Cardiotoxicity from the antitumor anthracycline doxorubicin correlates with doxorubicin cardiac levels, redox activation to superoxide anion (O₂^._) and hydrogen peroxide (H₂O₂), and formation of the long-lived secondary alcohol metabolite doxorubicinol. Cardiotoxicity may first manifest during salvage therapy with other drugs, such as the anthracenedione mitoxantrone.
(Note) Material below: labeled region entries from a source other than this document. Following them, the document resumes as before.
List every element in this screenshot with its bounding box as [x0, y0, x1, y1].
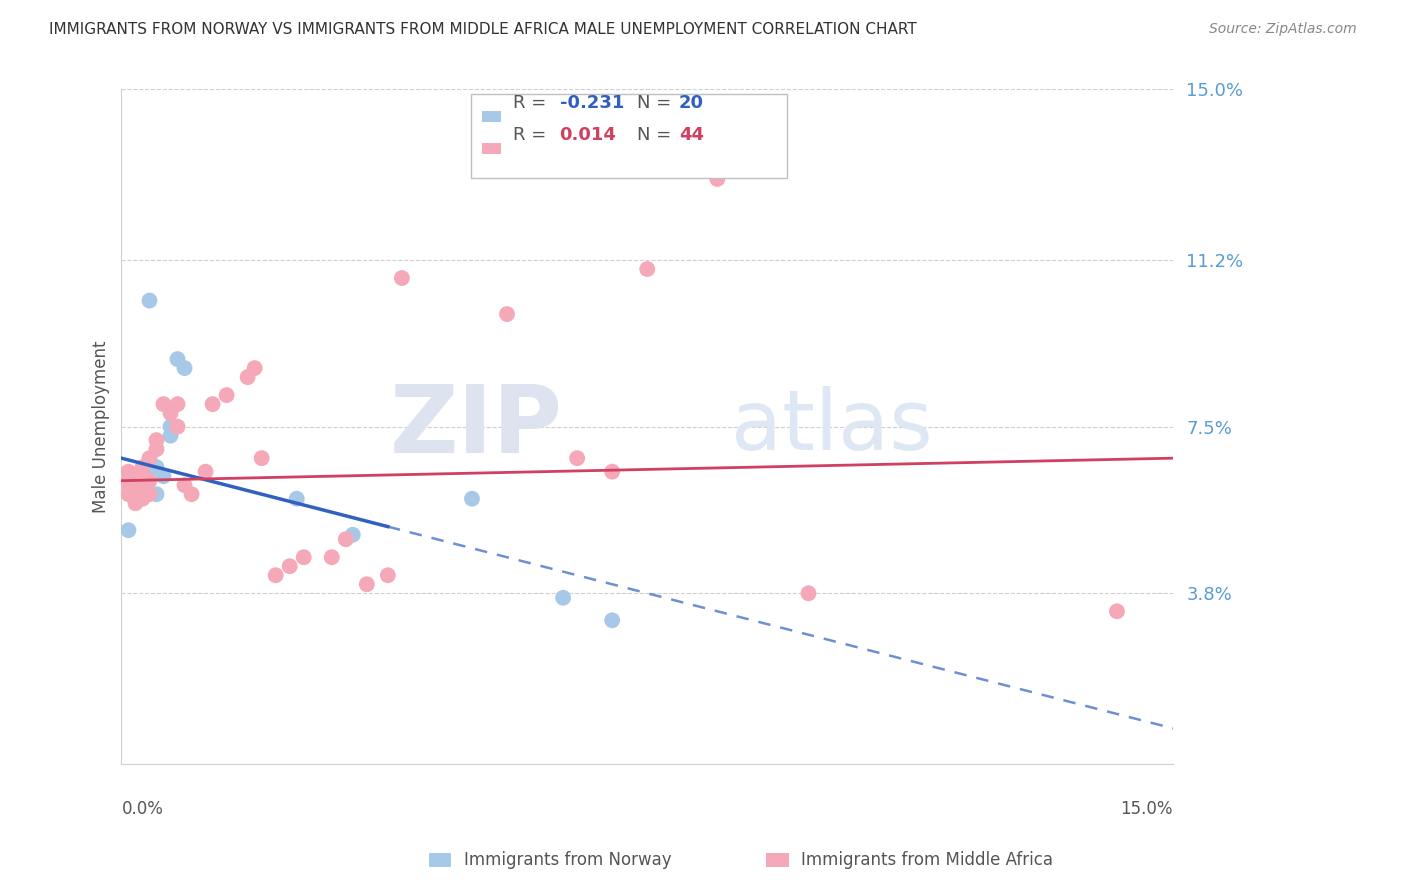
- Point: [285, 491, 308, 506]
- Point: [356, 577, 378, 591]
- Point: [145, 460, 167, 475]
- Point: [159, 419, 181, 434]
- Point: [117, 474, 139, 488]
- Point: [131, 465, 153, 479]
- Point: [1105, 604, 1128, 618]
- Point: [131, 487, 153, 501]
- Text: 0.014: 0.014: [560, 126, 616, 144]
- Point: [131, 487, 153, 501]
- Point: [131, 478, 153, 492]
- Text: R =: R =: [513, 126, 553, 144]
- Text: Immigrants from Middle Africa: Immigrants from Middle Africa: [801, 851, 1053, 869]
- Point: [159, 406, 181, 420]
- Point: [321, 550, 343, 565]
- Text: R =: R =: [513, 94, 553, 112]
- Point: [117, 465, 139, 479]
- Point: [138, 451, 160, 466]
- Point: [215, 388, 238, 402]
- Point: [250, 451, 273, 466]
- Point: [145, 487, 167, 501]
- Point: [553, 591, 575, 605]
- Point: [706, 172, 728, 186]
- Point: [600, 465, 623, 479]
- Point: [461, 491, 484, 506]
- Point: [391, 271, 413, 285]
- Point: [117, 523, 139, 537]
- Point: [124, 478, 146, 492]
- Point: [124, 469, 146, 483]
- Text: N =: N =: [637, 94, 676, 112]
- Point: [166, 397, 188, 411]
- Point: [797, 586, 820, 600]
- Text: 15.0%: 15.0%: [1121, 800, 1173, 819]
- Point: [124, 496, 146, 510]
- Point: [138, 293, 160, 308]
- Point: [145, 433, 167, 447]
- Point: [201, 397, 224, 411]
- Point: [138, 474, 160, 488]
- Point: [496, 307, 519, 321]
- Point: [138, 460, 160, 475]
- Point: [152, 397, 174, 411]
- Point: [117, 487, 139, 501]
- Text: ZIP: ZIP: [391, 381, 564, 473]
- Point: [335, 533, 357, 547]
- Point: [152, 469, 174, 483]
- Text: N =: N =: [637, 126, 676, 144]
- Point: [131, 460, 153, 475]
- Point: [600, 613, 623, 627]
- Point: [243, 361, 266, 376]
- Point: [124, 487, 146, 501]
- Point: [636, 262, 658, 277]
- Point: [131, 491, 153, 506]
- Point: [292, 550, 315, 565]
- Text: -0.231: -0.231: [560, 94, 624, 112]
- Point: [342, 527, 364, 541]
- Point: [117, 478, 139, 492]
- Point: [124, 487, 146, 501]
- Point: [236, 370, 259, 384]
- Point: [173, 478, 195, 492]
- Point: [173, 361, 195, 376]
- Text: atlas: atlas: [731, 386, 934, 467]
- Point: [131, 478, 153, 492]
- Point: [166, 419, 188, 434]
- Text: Source: ZipAtlas.com: Source: ZipAtlas.com: [1209, 22, 1357, 37]
- Point: [278, 559, 301, 574]
- Point: [180, 487, 202, 501]
- Text: Immigrants from Norway: Immigrants from Norway: [464, 851, 672, 869]
- Point: [159, 428, 181, 442]
- Point: [194, 465, 217, 479]
- Point: [124, 474, 146, 488]
- Point: [565, 451, 588, 466]
- Point: [145, 442, 167, 457]
- Text: 0.0%: 0.0%: [121, 800, 163, 819]
- Y-axis label: Male Unemployment: Male Unemployment: [93, 341, 110, 513]
- Text: 44: 44: [679, 126, 704, 144]
- Point: [377, 568, 399, 582]
- Point: [138, 487, 160, 501]
- Text: 20: 20: [679, 94, 704, 112]
- Point: [166, 352, 188, 367]
- Text: IMMIGRANTS FROM NORWAY VS IMMIGRANTS FROM MIDDLE AFRICA MALE UNEMPLOYMENT CORREL: IMMIGRANTS FROM NORWAY VS IMMIGRANTS FRO…: [49, 22, 917, 37]
- Point: [264, 568, 287, 582]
Minimal evidence for cardiotoxicity in anthracycline-pretreated patients with refractory-relapsed non-Hodgkin lymphoma was observed with the novel anthracenedione pixantrone. We characterized whether pixantrone and mitoxantrone caused different effects on doxorubicin levels, redox activation, and doxorubicinol formation. Pixantrone and mitoxantrone were probed in a validated ex vivo human myocardial strip model that was either doxorubicin-naïve or preliminarily subjected to doxorubicin loading and washouts to mimic doxorubicin treatment and elimination in the clinical setting. In doxorubicin-naïve strips, pixantrone showed higher uptake than mitoxantrone; however, neither drug formed O₂^._ or H₂O₂. In doxorubicin-pretreated strips, neither pixantrone nor mitoxantrone altered the distribution and clearance of residual doxorubicin. Mitoxantrone showed an unchanged uptake and lacked effects on doxorubicin levels, but synergized with doxorubicin to form more O₂^._ and H₂O₂, as evidenced by O₂^._-dependent inactivation of mitochondrial aconitase or mitoxantrone oxidation by H₂O₂-activated peroxidases. In contrast, pixantrone uptake was reduced by prior doxorubicin exposure; moreover, pixantrone lacked redox synergism with doxorubicin, and formed an N-dealkylated product that inhibited metabolism of residual doxorubicin to doxorubicinol. Redox inactivity and inhibition of doxorubicinol formation correlate with the cardiac safety of pixantrone in doxorubicin-pretreated patients. Redox inactivity in the face of high cardiac uptake suggests that pixantrone might also be safe in doxorubicin-naïve patients.